Dito isto, passamos sem mais delongas à questão suscitada pela vacuidade de um imperativo que não diz nada a respeito de conteúdos morais.

Para Ricoeur (1995, p. 166), “é para compensar o vazio do formalismo que Kant introduziu o segundo imperativo categórico”, que é o equivalente, no plano moral, da solicitude pertencente à intenção ética. Nessa esteira, do mesmo modo que a solicitude não se acresce de fora à estima de si, o respeito devido às pessoas não constitui um princípio moral heterogêneo em relação à autonomia do si, desdobrando, em verdade, sua estrutura dialógica.

De saída, portanto, lembremos a segunda formulação do imperativo categórico kantiano: “age de tal maneira que uses a humanidade, tanto na tua pessoa como na pessoa de qualquer outro, sempre e simultaneamente como fim e nunca simplesmente como um meio” (KANT, 2008, p 73). Segundo Ricoeur, nesta fórmula, a ideia de pessoa como fim em si vem para equilibrar o formalismo característico do primeiro imperativo. O formalismo, ao seu turno, adiciona à solicitude – e, de maneira geral, a moral adiciona à ética – a interdição à violência. Ademais, para Ricoeur (2008a, p. 166), “quando Kant diz que não se deve tratar a pessoa como um meio, mas como um fim em si, ele pressupõe que a relação espontânea de homem a homem é, precisamente, de exploração”, isto é, a violência de uma vontade sobre a outra é inerente à própria estrutura da relação de homem a homem. Em função disto, passam ao primeiro plano as relações em que as trocas humanas são marcadas pela assimetria, relações em que “um exerce um poder sobre o outro”, e, portanto, “ao agente corresponde um paciente”, uma potencial vítima da ação (RICOEUR, 2008a, p. 166-67).

Com efeito, essa modalidade de ação tem como base uma dissimetria inicial que sustenta “todos os desvios maléficos da interação”, os quais se estendem desde a simples influência sobre a vontade alheia até encontrar seu ponto culminante na tortura e no homicídio. Todas as figuras do mal que adentram a dimensão intersubjetiva estabelecida pela solicitude ganham seu contraponto na série de prescrições, interdições, proibições. Estas, por sua vez, ganham seus contornos precisos em acordo com as diferentes formas de interação violenta.
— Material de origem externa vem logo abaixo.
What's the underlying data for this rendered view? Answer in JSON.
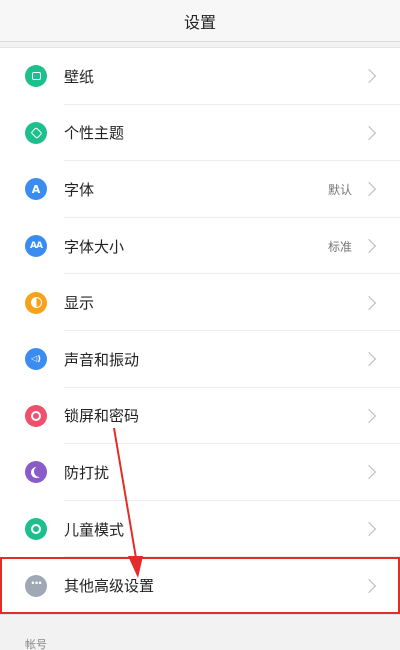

Deste modo, “a moral (...) é a figura que a solicitude assume diante da violência e

da ameaça da violência” (RICOEUR, 1995, p. 167, grifo do autor). Portanto, o comando

proibitório impetrado pela solicitude tem essa forma justamente por causa do mal. Por conseguinte, a forma negativa da proibição torna-se inexpugnável. Todavia, se é esse o sentido implícito na formalização kantiana, para Ricoeur, a segunda formulação do imperativo categórico não faz mais do que racionalizar a antiga Regra de Ouro. Esta, com efeito, exprime uma regra de reciprocidade, na medida em que pede que não se faça ao outro o que não se quer que seja feito a si. E essa racionalização, é certo, visa eliminar precisamente a natureza

teleológica da Regra de Ouro, em uma formalização levada a cabo pela introdução por Kant da ideia de humanidade, “ideia que é a forma concreta e, se podemos dizer, histórica da autonomia” (RICOEUR, 1995, p. 167). No entanto, precisamos enfatizar que Ricoeur considera a Regra de Ouro superior à sua versão formalizada (na moral kantiana), visto que nela a alteridade concreta não está suprimida pela ideia de humanidade. Nesse sentido, a Regra de Ouro parece manter em seu núcleo uma noção de alteridade que condiz melhor com a natureza das relações interpessoais.